В самые первые моменты нашего знакомства я еще не могла разглядеть черты, из – за которых этот некрасивый и не молодой человек стал для меня дороже всех остальных мужчин мира. Я могла только предчувствовать, блуждая на уровне ощущений, ту непреодолимую и главную грань, за которой раскрывалась область неопознанных, почти не существующих впечатлений. Впечатлений о том, как сильно этот человек отличается от всех остальных.

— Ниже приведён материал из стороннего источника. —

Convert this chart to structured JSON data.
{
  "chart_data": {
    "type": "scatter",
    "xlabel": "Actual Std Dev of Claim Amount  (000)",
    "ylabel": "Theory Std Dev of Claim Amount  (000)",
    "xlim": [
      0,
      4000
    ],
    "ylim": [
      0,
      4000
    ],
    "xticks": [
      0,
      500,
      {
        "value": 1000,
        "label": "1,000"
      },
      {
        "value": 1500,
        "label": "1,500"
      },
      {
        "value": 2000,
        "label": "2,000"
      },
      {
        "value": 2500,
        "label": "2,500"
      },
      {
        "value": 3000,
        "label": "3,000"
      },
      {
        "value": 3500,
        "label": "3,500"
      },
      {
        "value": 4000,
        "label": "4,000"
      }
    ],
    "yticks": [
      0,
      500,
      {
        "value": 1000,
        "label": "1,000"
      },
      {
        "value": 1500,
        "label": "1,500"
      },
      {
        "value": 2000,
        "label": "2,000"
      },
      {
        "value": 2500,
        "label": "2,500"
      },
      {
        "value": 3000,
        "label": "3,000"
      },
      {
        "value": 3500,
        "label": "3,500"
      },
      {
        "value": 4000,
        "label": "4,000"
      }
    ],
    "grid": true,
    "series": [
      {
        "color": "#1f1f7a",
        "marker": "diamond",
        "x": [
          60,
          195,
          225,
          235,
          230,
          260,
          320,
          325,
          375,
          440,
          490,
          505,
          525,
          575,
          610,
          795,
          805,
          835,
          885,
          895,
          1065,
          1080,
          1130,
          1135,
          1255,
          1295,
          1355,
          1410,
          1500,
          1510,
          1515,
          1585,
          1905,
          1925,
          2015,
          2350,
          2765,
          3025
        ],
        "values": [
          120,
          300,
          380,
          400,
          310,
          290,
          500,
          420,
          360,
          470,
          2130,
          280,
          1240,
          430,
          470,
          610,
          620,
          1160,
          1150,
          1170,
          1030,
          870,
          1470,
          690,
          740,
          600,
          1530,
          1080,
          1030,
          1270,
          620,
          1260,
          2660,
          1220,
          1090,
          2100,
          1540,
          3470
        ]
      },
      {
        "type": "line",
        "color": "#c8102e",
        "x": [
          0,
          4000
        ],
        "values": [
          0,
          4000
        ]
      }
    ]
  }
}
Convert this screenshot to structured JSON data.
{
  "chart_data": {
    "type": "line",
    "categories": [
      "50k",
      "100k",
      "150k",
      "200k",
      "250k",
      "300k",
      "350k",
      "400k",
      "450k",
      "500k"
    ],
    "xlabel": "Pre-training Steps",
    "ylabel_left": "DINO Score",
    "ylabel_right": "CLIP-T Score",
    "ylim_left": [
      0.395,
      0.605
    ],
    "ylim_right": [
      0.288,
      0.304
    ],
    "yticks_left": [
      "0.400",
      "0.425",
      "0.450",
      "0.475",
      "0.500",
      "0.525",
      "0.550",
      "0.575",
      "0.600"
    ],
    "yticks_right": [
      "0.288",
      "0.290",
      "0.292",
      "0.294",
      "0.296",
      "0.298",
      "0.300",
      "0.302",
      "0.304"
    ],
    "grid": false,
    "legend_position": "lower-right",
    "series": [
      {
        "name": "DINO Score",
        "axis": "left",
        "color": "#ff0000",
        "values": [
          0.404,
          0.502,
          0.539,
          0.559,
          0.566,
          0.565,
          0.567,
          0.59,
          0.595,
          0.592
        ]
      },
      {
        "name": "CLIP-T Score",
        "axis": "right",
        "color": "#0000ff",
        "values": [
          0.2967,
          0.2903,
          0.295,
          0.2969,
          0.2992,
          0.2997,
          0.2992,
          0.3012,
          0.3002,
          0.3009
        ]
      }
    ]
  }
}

Я любила эту грань, словно темную половину его скрытной, неповторимой души. Я любила то, что принято прятать. Я любила его за то, что он был плохой, выставляя напоказ подлость, хитрость, грубость, надменность и жестокость – единственные качества, благодаря которым можно выжить в этом мире и составить себе состояние. Я любила его за то, что все обнаженное в нем, без прикрас, было выставлено на поверхность жестокой, шокирующей правдой. Как никто другой, он умел выжить, работая для этого мозгами, зубами и когтями. Пробуждая все самое плохое и одновременно сильное в моей душе. Он научил меня истинной ценности любви в мире, в котором любовь ничего не стоит. Он научил меня бороться и быть сильной там, где тебя могут унизить или растоптать. Он научил истине о том, что отступление – путь к победе и сколько можно выиграть, вовремя отступив в тень.

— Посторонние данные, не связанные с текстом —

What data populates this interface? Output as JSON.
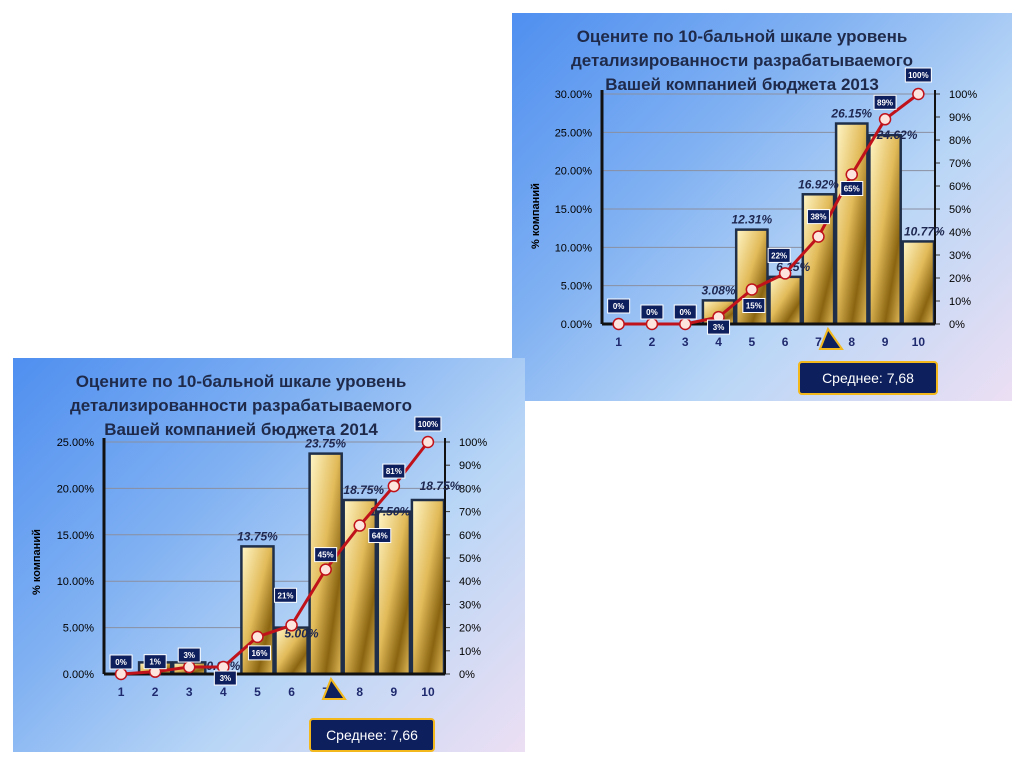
{
  "chart_data": [
    {
      "id": "c2013",
      "type": "bar+line",
      "title": "Оцените по 10-бальной шкале уровень детализированности разрабатываемого Вашей компанией бюджета 2013",
      "ylabel": "% компаний",
      "categories": [
        "1",
        "2",
        "3",
        "4",
        "5",
        "6",
        "7",
        "8",
        "9",
        "10"
      ],
      "bar_values": [
        0,
        0,
        0,
        3.08,
        12.31,
        6.15,
        16.92,
        26.15,
        24.62,
        10.77
      ],
      "bar_labels": [
        "",
        "",
        "",
        "3.08%",
        "12.31%",
        "6.15%",
        "16.92%",
        "26.15%",
        "24.62%",
        "10.77%"
      ],
      "cumulative_values": [
        0,
        0,
        0,
        3,
        15,
        22,
        38,
        65,
        89,
        100
      ],
      "cumulative_labels": [
        "0%",
        "0%",
        "0%",
        "3%",
        "15%",
        "22%",
        "38%",
        "65%",
        "89%",
        "100%"
      ],
      "ylim_left": [
        0,
        30
      ],
      "yticks_left": [
        "0.00%",
        "5.00%",
        "10.00%",
        "15.00%",
        "20.00%",
        "25.00%",
        "30.00%"
      ],
      "ylim_right": [
        0,
        100
      ],
      "yticks_right": [
        "0%",
        "10%",
        "20%",
        "30%",
        "40%",
        "50%",
        "60%",
        "70%",
        "80%",
        "90%",
        "100%"
      ],
      "average_label": "Среднее: 7,68",
      "grid": true
    },
    {
      "id": "c2014",
      "type": "bar+line",
      "title": "Оцените по 10-бальной шкале уровень детализированности разрабатываемого Вашей компанией бюджета 2014",
      "ylabel": "% компаний",
      "categories": [
        "1",
        "2",
        "3",
        "4",
        "5",
        "6",
        "7",
        "8",
        "9",
        "10"
      ],
      "bar_values": [
        0,
        1.25,
        1.25,
        0,
        13.75,
        5.0,
        23.75,
        18.75,
        17.5,
        18.75
      ],
      "bar_labels": [
        "",
        "",
        "",
        "0.00%",
        "13.75%",
        "5.00%",
        "23.75%",
        "18.75%",
        "17.50%",
        "18.75%"
      ],
      "cumulative_values": [
        0,
        1,
        3,
        3,
        16,
        21,
        45,
        64,
        81,
        100
      ],
      "cumulative_labels": [
        "0%",
        "1%",
        "3%",
        "3%",
        "16%",
        "21%",
        "45%",
        "64%",
        "81%",
        "100%"
      ],
      "ylim_left": [
        0,
        25
      ],
      "yticks_left": [
        "0.00%",
        "5.00%",
        "10.00%",
        "15.00%",
        "20.00%",
        "25.00%"
      ],
      "ylim_right": [
        0,
        100
      ],
      "yticks_right": [
        "0%",
        "10%",
        "20%",
        "30%",
        "40%",
        "50%",
        "60%",
        "70%",
        "80%",
        "90%",
        "100%"
      ],
      "average_label": "Среднее: 7,66",
      "grid": true
    }
  ],
  "colors": {
    "bar_light": "#fff6c8",
    "bar_mid": "#e2bb5a",
    "bar_dark": "#8a6410",
    "bar_stroke": "#1f2f4a",
    "line": "#c0121a",
    "marker_fill": "#fde5dd",
    "tag_bg": "#0e1f5e",
    "tag_text": "#ffffff",
    "avg_bg": "#0d1f5c",
    "avg_border": "#f2b81c"
  }
}
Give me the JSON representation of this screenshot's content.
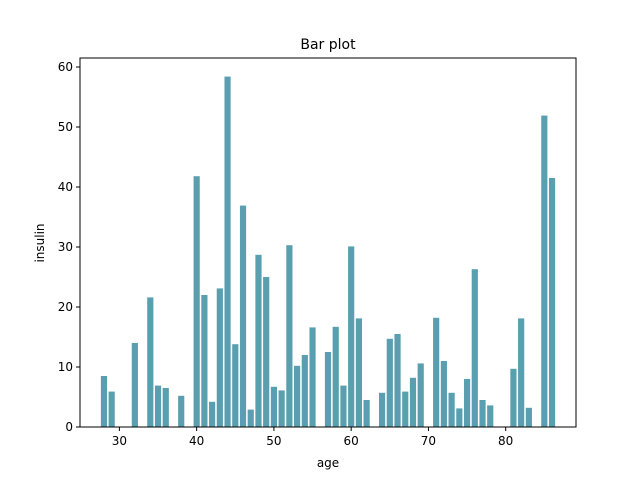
{
  "chart_data": {
    "type": "bar",
    "title": "Bar plot",
    "xlabel": "age",
    "ylabel": "insulin",
    "xlim": [
      24.9,
      89.1
    ],
    "ylim": [
      0,
      61.5
    ],
    "x_ticks": [
      30,
      40,
      50,
      60,
      70,
      80
    ],
    "y_ticks": [
      0,
      10,
      20,
      30,
      40,
      50,
      60
    ],
    "grid": false,
    "bar_color": "#5a9fb0",
    "x": [
      28,
      29,
      32,
      34,
      35,
      36,
      38,
      40,
      41,
      42,
      43,
      44,
      45,
      46,
      47,
      48,
      49,
      50,
      51,
      52,
      53,
      54,
      55,
      57,
      58,
      59,
      60,
      61,
      62,
      64,
      65,
      66,
      67,
      68,
      69,
      71,
      72,
      73,
      74,
      75,
      76,
      77,
      78,
      81,
      82,
      83,
      85,
      86
    ],
    "values": [
      8.5,
      5.9,
      14.0,
      21.6,
      6.9,
      6.5,
      5.2,
      41.8,
      22.0,
      4.2,
      23.1,
      58.4,
      13.8,
      36.9,
      2.9,
      28.7,
      25.0,
      6.7,
      6.1,
      30.3,
      10.2,
      12.0,
      16.6,
      12.5,
      16.7,
      6.9,
      30.1,
      18.1,
      4.5,
      5.7,
      14.7,
      15.5,
      5.9,
      8.2,
      10.6,
      18.2,
      11.0,
      5.7,
      3.1,
      8.0,
      26.3,
      4.5,
      3.6,
      9.7,
      18.1,
      3.2,
      51.9,
      41.5
    ]
  }
}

Сильный и подлый, жестокий и хитрый, он был истинным творением своего времени. Он заставлял принимать мир таким, какой он есть. Он словно заявлял всей своей жизнью: «Мир, я такой! Принимай меня таким или убирайся к черту!» И он не лгал, отличаясь от всех остальных людей демонстрацией силы и власти. Все плохое, бывшее на поверхности, всегда было с ним. И он как никто другой умел будить в людях жестокость. Составляя конкуренцию сильным, а более слабых используя для своих нужд. Он научил меня быть наглой и сильной, и, добившись своей цели, вовремя уходить в тень, чтобы никто не мог напасть. Он был единственным человеком, похожим на меня до мозга костей тем, что так же, как и я, пытался стремиться к успеху.

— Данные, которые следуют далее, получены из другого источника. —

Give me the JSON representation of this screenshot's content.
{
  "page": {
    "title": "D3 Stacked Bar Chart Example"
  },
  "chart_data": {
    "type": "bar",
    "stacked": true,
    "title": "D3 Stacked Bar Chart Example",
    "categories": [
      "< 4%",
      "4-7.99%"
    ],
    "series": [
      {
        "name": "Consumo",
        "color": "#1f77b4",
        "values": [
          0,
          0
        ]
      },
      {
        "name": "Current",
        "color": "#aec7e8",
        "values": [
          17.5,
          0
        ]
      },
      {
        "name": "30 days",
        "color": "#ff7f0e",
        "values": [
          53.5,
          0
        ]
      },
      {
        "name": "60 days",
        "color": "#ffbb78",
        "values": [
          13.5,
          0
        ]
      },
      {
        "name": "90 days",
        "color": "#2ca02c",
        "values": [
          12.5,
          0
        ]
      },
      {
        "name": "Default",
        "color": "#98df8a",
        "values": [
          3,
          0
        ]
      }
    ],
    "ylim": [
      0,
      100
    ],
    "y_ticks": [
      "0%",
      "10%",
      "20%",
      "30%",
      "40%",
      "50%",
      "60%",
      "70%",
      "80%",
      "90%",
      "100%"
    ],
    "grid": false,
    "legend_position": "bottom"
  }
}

Успех представлялся для нас разным, но мы оба ставили его во главу угла. Я знала, что во мне ему импонирует моя мужская сила воли и стремительная настойчивость в достижении своей цели. Он был единственным человеком, которому я могла не лгать. Я могла не приукрашивать розовым ладаном не всегда благозвучные и благопристойные порывы моей души. Погружаясь в самые глубины откровенного и бесстыдного разврата, он учил меня быть смелой и брать от жизни все, что эта жизнь может мне дать. Мне не нужно было притворяться хорошей и я откровенно могла делать все, что захочу. Все, что мне будет угодно-точно зная, что моя импульсивность не вызовет осуждения.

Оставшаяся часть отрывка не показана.